The user can specify more than one XML Schema in the list.
The XML Schema Recommendation explicitly states that
the inclusion of schemaLocation/ noNamespaceSchemaLocation attributes in the
instance document is only a hint; it does not mandate that these attributes
must be used to locate schemas. This property allows the user to specify the
no target namespace XML Schema Location externally. If specified, the instance
document's noNamespaceSchemaLocation attribute will be effectively ignored.
Value
The syntax is the same as for the noNamespaceSchemaLocation
attribute that may occur in an instance document: e.g."file_name.xsd".
Value Type
XMLCh*
XMLUni Predefined Constant:
fgXercesSchemaExternalNoNameSpaceSchemaLocation
http://apache.org/xml/properties/scannerName
Description
This property allows the user to specify the name of
the XMLScanner to use for scanning XML documents. If not specified, the default
scanner "IGXMLScanner" is used.
Value
The recognized scanner names are:
1."WFXMLScanner" - scanner that performs well-formedness checking only.

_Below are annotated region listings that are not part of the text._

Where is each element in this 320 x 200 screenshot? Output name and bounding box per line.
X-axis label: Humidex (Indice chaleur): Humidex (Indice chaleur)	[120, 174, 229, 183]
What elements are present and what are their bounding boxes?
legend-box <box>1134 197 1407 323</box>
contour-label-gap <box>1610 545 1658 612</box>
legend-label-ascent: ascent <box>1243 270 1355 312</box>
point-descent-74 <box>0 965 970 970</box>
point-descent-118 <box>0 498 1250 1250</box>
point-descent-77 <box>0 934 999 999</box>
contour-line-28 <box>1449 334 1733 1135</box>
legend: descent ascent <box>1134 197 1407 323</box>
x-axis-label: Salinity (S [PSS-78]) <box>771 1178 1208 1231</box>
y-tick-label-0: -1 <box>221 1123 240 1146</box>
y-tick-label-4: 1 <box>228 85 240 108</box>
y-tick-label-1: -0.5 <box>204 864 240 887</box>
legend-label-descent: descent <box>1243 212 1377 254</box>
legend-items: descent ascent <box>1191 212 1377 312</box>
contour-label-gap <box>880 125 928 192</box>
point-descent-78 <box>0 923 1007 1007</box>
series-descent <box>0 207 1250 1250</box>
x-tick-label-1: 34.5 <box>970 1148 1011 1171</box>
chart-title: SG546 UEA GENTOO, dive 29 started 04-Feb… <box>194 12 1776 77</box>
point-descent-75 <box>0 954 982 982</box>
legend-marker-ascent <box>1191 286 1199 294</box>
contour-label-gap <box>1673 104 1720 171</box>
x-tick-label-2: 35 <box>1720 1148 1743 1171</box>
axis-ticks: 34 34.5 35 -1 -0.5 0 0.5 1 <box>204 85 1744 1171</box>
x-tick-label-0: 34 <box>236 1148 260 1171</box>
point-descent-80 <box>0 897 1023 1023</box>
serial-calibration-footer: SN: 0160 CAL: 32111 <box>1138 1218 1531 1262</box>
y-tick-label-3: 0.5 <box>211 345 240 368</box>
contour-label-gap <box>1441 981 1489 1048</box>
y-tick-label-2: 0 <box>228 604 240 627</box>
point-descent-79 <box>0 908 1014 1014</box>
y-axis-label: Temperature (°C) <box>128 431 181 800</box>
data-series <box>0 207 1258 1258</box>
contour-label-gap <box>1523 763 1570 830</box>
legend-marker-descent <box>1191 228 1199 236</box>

2. "DGXMLScanner" - scanner that handles XML documents with DTD grammar information.
3. "SGXMLScanner" - scanner that handles XML documents with XML schema grammar information.
4. "IGXMLScanner" - scanner that handles XML documents with DTD or/and XML schema grammar information.
Users can use the predefined constants defined in XMLUni directly (fgWFXMLScanner, fgDGXMLScanner,
fgSGXMLScanner, or fgIGXMLScanner) or a string that matches the value of
one of those constants.
Value Type
XMLCh*
XMLUni Predefined Constant:
fgXercesScannerName
note:
See Use Specific Scanner
for more programming details.
http://apache.org/xml/properties/security-manager
Description
Certain valid XML and XML Schema constructs can force a
processor to consume more system resources than an
application may wish. In fact, certain features could
be exploited by malicious document writers to produce a
denial-of-service attack. This property allows
applications to impose limits on the amount of
resources the processor will consume while processing
these constructs.
Value
An instance of the SecurityManager class (see
xercesc/util/SecurityManager). This
class's documentation describes the particular limits
that may be set. Note that, when instantiated, default
values for limits that should be appropriate in most
settings are provided. The default implementation is
not thread-safe; if thread-safety is required, the
application should extend this class, overriding
methods appropriately. The parser will not adopt the
SecurityManager instance; the application is
responsible for deleting it when it is finished with
it. If no SecurityManager instance has been provided to
the parser (the default) then processing strictly
conforming to the relevant specifications will be
performed.
Value Type
SecurityManager*
XMLUni Predefined Constant:
fgXercesSecurityManager
http://apache.org/xml/properties/low-water-mark
Description
If the number of available bytes in the raw buffer is less than
the low water mark the parser will attempt to read more data before
continuing parsing. By default the value for this parameter is 100
bytes. You may want to set this parameter to 0 if you would like
the parser to parse the available data immediately without
potentially blocking while waiting for more date.
Value
New low water mark.
Value Type
XMLSize_t*
XMLUni Predefined Constant:
fgXercesLowWaterMark
setInputBufferSize(const size_t bufferSize)
Description
Set maximum input buffer size.
This method allows users to limit the size of buffers used in parsing
XML character data. The effect of setting this size is to limit the
size of a ContentHandler::characters() call.
The parser's default input buffer size is 1 megabyte.